Association of risk score with prostate cancer incidence and outcome
Details on the selection of men from these cohorts and their characteristics are presented (Tables 1 and 2; Supplementary Figs. 1 and 2). Men in the MDC ranged from age 48–73 although approximately half were in their 60 s at the time of blood draw.

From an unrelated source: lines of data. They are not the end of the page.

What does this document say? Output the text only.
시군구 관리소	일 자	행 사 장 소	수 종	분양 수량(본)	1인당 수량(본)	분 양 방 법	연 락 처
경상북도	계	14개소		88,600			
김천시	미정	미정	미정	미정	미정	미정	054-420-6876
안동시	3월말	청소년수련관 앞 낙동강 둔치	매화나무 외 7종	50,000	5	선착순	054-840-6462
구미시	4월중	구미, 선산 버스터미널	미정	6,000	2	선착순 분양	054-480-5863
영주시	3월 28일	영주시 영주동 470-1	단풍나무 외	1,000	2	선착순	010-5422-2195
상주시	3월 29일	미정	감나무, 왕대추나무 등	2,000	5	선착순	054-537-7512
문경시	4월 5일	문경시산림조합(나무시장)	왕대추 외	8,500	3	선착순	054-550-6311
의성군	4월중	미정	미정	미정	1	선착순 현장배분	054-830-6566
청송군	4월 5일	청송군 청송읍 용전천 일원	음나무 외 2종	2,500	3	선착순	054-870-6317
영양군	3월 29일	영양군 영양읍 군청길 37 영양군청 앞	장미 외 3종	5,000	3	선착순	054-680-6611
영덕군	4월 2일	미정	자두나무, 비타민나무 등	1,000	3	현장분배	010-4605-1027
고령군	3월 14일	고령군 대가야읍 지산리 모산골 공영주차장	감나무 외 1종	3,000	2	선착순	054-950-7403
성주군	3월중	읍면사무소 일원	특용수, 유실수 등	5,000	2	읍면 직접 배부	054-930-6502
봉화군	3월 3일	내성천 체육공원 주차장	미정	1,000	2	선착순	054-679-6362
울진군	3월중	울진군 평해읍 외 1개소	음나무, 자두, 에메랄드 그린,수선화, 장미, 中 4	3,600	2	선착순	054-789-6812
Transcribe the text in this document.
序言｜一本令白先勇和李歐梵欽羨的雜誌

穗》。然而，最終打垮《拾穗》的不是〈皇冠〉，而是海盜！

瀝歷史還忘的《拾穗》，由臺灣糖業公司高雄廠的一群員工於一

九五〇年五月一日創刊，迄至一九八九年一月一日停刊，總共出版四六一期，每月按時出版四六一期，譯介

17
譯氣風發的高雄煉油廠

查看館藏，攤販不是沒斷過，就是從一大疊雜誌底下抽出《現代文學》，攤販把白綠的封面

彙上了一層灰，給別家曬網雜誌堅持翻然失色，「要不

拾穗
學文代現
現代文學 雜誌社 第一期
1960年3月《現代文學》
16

For the VIP cohort, 5%, 17%, and 78% in the cohort age within one year of 40, 50, and 60, respectively. Median follow-up among controls was 20 years (quartiles 17, 22) in the MDC cohort and 20 years (quartiles 17, 23) in the VIP cohort.
Table 1.
MDC | VIP | |||
---|---|---|---|---|
Case (N = 240)a | Control (N = 751)a | Case (N = 235)a | Control (N = 765)a | |
Age at blood draw | 65 (61, 70) | 64 (60, 68) | 60 (59, 60) | 60 (59, 60) |
Total PSA | 3.82 (2.03, 7.25) | 1.20 (0.68, 2.38) | 2.61 (1.56, 5.32) | 1.07 (0.67, 1.93) |
Free PSA | 0.71 (0.42, 1.18) | 0.37 (0.24, 0.66) | 0.55 (0.35, 0.85) | 0.34 (0.23, 0.54) |
Intact PSA | 0.41 (0.23, 0.65) | 0.20 (0.12, 0.36) | 0.37 (0.22, 0.58) | 0.23 (0.15, 0.35) |
hK2 | 0.055 (0.037, 0.086) | 0.032 (0.022, 0.050) | 0.051 (0.033, 0.085) | 0.033 (0.022, 0.048) |
Modified PRACTICAL risk | 10.85 (10.42, 11.22) | 10.53 (10.10, 11.01) | 10.40 (10.01, 10.84) | 10.06 (9.65, 10.53) |
aData are presented as median (quartiles).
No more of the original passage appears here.